From 1996 to 2019, Faine hosted ABC's local radio morning program, from 8:30 am to 12:00 noon in Melbourne, including the Conversation Hour which was heard across Victoria from 11:00 am. He is known for vigorous debate and for fostering conversation on politics, law, arts and sport. His highest ratings peaked in September 2002 and in 2003 he received the ABC Local Radio "Broadcaster of the Year" award. He also worked on scripts for a number of television and feature films.

After a leak of ABC presenters' salaries in 2013, Faine disclosed his taxpayer-funded salary to be $300,000 per annum in 2014.

In 2011, Faine was included by Australian Jewish News in its list of the 50 most influential members of the Jewish community in Australia with strong connections to Israel.

In 2019, Faine announced his intention to leave the ABC after 23 years presenting the morning program with ABC Melbourne. In May 2019, ABC announced that Virginia Trioli would be leaving the News Breakfast television program to replace Faine.

Faine's last day of presenting was 11 October 2019. The program was broadcast from the Melbourne Town Hall in front of a live audience.

Faine currently writes a column for The Age. His book Apollo and Thelma was published by Hardie Grant in March 2022.

==Personal life==
Together with his son Jack, who was aged 19 at the time, Faine used his long service leave in 2008 to drive overland from Melbourne to London, United Kingdom.

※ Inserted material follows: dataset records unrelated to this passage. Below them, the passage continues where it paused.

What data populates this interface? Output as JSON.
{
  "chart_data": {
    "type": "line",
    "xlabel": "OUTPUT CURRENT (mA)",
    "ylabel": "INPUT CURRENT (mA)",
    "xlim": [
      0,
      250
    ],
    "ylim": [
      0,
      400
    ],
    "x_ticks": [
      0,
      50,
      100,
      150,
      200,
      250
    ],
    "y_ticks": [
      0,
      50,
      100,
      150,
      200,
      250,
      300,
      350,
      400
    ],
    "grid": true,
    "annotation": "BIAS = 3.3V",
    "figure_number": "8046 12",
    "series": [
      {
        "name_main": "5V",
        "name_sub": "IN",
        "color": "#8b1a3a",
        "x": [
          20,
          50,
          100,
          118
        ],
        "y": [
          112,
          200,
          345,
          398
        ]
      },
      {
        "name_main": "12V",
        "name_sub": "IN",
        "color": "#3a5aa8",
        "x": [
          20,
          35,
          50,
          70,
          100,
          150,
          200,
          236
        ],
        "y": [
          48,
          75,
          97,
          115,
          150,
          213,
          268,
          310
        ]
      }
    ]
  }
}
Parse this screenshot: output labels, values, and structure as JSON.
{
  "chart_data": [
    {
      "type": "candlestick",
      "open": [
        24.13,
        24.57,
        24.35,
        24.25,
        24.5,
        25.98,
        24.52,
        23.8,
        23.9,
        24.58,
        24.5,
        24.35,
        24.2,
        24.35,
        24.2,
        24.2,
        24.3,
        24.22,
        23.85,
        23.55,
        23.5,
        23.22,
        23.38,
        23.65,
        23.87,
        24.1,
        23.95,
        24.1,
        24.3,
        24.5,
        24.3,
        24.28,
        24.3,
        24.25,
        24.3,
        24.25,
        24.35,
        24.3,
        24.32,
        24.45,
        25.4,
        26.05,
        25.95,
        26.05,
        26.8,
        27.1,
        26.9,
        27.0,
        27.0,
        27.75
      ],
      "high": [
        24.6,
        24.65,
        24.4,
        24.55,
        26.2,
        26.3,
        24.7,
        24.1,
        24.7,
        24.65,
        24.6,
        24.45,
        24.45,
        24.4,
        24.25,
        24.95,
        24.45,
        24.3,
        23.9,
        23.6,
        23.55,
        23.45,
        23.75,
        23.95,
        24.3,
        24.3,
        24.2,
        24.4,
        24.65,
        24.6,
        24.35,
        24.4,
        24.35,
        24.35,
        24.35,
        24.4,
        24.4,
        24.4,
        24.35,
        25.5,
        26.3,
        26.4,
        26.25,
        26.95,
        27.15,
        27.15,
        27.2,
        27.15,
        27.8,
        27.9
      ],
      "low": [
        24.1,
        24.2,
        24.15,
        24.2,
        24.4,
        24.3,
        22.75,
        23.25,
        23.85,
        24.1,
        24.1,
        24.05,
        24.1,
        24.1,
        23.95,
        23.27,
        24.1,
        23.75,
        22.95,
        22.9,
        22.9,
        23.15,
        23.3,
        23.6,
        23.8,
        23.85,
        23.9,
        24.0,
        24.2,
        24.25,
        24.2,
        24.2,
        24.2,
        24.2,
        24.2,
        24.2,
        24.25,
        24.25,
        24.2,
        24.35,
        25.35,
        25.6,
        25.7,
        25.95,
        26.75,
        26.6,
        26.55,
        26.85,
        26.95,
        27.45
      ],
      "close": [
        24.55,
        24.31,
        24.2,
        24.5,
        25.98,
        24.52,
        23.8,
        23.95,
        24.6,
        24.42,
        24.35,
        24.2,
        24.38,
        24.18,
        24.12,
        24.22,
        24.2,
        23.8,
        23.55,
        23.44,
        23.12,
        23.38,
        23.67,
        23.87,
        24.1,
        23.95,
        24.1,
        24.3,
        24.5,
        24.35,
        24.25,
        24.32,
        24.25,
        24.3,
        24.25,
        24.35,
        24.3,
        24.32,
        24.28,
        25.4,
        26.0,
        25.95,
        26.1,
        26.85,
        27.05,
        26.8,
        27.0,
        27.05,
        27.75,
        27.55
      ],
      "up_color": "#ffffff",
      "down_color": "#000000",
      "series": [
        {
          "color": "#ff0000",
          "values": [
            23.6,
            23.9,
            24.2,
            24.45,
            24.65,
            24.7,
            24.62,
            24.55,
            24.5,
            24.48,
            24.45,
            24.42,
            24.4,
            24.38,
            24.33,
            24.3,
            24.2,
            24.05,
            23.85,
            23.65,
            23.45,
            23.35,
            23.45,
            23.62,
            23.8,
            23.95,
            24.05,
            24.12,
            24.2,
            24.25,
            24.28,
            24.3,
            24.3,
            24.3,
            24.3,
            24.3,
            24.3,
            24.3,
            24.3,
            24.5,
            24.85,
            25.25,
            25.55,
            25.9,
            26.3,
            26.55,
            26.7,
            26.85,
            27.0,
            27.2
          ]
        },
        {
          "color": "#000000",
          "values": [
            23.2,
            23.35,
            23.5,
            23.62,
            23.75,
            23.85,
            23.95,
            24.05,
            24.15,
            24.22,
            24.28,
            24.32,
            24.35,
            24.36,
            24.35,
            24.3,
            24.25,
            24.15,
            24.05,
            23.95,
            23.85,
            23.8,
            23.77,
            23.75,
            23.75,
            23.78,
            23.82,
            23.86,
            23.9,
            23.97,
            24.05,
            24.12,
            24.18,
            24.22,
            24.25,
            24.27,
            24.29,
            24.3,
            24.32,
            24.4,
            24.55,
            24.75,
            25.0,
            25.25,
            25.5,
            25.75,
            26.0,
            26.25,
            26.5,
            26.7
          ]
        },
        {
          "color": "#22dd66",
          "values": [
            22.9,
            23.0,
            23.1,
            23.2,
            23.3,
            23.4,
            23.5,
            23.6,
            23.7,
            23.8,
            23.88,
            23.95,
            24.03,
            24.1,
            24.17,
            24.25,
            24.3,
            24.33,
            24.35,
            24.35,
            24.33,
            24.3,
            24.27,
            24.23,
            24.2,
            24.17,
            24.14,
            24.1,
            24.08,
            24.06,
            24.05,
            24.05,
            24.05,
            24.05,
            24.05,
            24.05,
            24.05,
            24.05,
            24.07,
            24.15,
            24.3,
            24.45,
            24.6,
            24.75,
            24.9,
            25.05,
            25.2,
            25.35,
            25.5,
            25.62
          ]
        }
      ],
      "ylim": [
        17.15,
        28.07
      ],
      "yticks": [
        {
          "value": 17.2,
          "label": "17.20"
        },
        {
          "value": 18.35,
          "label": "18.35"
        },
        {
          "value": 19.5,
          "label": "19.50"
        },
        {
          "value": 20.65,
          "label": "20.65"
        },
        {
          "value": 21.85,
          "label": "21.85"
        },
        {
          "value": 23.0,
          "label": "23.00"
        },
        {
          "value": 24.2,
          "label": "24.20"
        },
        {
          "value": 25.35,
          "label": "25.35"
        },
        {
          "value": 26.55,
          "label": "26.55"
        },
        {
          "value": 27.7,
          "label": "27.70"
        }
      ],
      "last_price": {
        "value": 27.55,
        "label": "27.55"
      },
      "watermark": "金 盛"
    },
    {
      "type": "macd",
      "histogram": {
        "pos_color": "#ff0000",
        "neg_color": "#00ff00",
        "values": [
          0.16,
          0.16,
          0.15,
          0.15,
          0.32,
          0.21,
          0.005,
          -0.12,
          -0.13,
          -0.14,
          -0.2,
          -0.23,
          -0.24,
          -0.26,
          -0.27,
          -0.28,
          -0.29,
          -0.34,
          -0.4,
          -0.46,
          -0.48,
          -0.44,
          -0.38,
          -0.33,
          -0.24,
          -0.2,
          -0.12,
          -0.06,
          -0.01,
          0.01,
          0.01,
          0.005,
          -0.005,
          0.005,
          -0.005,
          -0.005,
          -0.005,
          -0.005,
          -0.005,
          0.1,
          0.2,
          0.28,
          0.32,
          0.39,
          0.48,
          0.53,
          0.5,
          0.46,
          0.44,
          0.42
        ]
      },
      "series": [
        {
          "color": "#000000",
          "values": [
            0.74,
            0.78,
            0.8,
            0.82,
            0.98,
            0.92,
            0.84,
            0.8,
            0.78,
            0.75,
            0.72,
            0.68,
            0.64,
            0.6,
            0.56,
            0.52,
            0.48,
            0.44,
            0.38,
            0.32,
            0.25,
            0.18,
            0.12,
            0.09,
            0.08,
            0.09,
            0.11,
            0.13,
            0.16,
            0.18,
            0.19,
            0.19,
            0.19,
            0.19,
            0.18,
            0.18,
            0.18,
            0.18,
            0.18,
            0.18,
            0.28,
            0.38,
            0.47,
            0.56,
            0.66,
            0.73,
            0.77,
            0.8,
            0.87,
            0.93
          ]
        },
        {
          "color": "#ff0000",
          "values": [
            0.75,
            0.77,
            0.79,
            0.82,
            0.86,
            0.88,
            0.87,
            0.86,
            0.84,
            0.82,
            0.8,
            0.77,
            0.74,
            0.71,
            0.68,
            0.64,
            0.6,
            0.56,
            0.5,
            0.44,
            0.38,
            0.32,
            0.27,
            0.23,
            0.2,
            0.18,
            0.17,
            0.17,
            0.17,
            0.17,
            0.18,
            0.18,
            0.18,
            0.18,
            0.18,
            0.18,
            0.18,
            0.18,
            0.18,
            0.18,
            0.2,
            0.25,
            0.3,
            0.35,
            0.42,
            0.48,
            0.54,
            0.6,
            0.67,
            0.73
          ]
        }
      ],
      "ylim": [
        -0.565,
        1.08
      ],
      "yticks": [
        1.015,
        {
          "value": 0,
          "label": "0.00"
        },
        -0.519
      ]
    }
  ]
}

Faine has declared himself as an atheist and that his worldview is one of secular humanism.

==Honours==
Faine was made a Member in the General Division of the Order of Australia (AM) on 26 January 2019.

== Political issues ==

Faine is claimed by some to be a former member of the Australian Labor Party, although he reportedly has never been a member of any political party.

=== AWU affair ===

Faine was reprimanded by the ABC for interviews that he conducted in 2013 regarding the AWU affair, in which he was found to have demonstrated bias in his handling of interviews defending Labor prime minister Julia Gillard's involvement in the AWU's slush fund scandal.

=== Abbott government ===

Faine likened the Abbott government's review of the ABC and SBS to Vladimir Putin's Russia. In a 2015 interview with Liberal prime minister Tony Abbott, Faine criticised Abbott for saying that taxpayers should not have to fund "lifestyle choices" and asked why the prime minister kept "saying stupid things" and suggested Abbott was a bully: "You yourself admit you have an aggressive streak - isn't that the core of bullying?"